Hoy, muchos años después, celebramos con religiosidad el 12 de diciembre como fecha de la aparición de la Virgen. Millones de personas visitan la Basílica en busca de un milagro que dé sentido al vacío de nuestras vidas y que cure enfermedades del cuerpo, pero también del alma.
En esta y en otras iglesias dedicadas en su honor, millones de fieles se reúnen para orar, cantar y bailar en honor a “La Reina de México”. Cientos de réplicas de la imagen de la Virgen de Guadalupe pueden ser encontradas en miles de iglesias en todo el mundo, incluyendo la Catedral de Notre Dame en París.
Pero el milagro de la aparición de la Virgen a Juan Diego ha sufrido embates, algunos de ellos provenientes incluso de quienes fueron guardianes de la fe guadalupana. Tal es el caso del exabad de la Basílica, Guillermo Schulenburg, que en 1996 desató una controversia cuando puso en duda la existencia de Juan Diego y de las apariciones de la Virgen. En una carta enviada al Vaticano, Schulenburg señaló que la existencia de Juan Diego no había quedado demostrada.

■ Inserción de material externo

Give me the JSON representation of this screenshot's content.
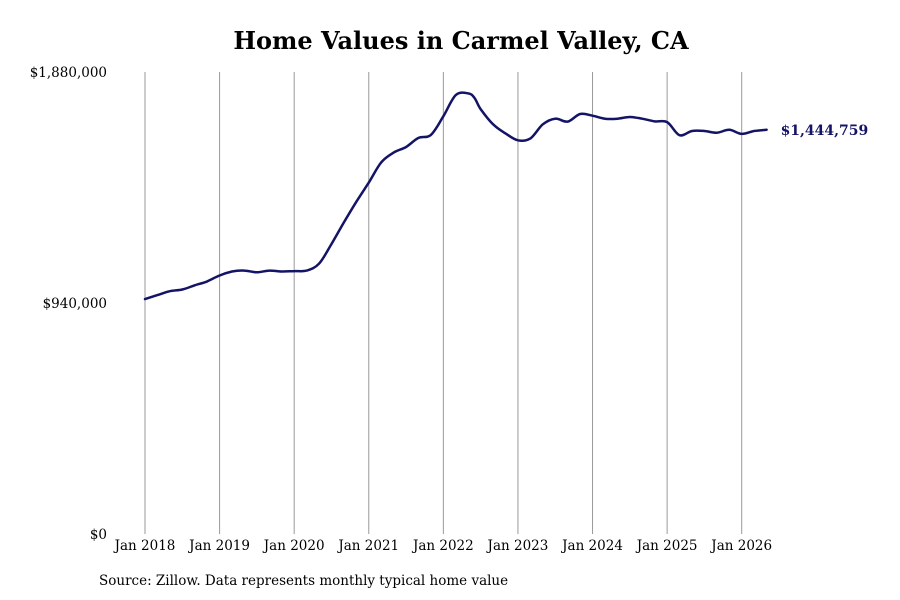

El mismo Abad dijo en una entrevista que “la imagen de la Virgen de Guadalupe es producto de una mano indígena y no de un milagro”. A esto se suman los rumores de que la imagen en la manta de Juan Diego había sido obra del pintor azteca Marcos Cipac de Aquino. Investigaciones serias realizadas por expertos científicos, arrojaron como resultado que tras haber examinado la tela, se encontró sulfato de calcio, hollín de pino, así como otros pigmentos elaborados por la mano del hombre.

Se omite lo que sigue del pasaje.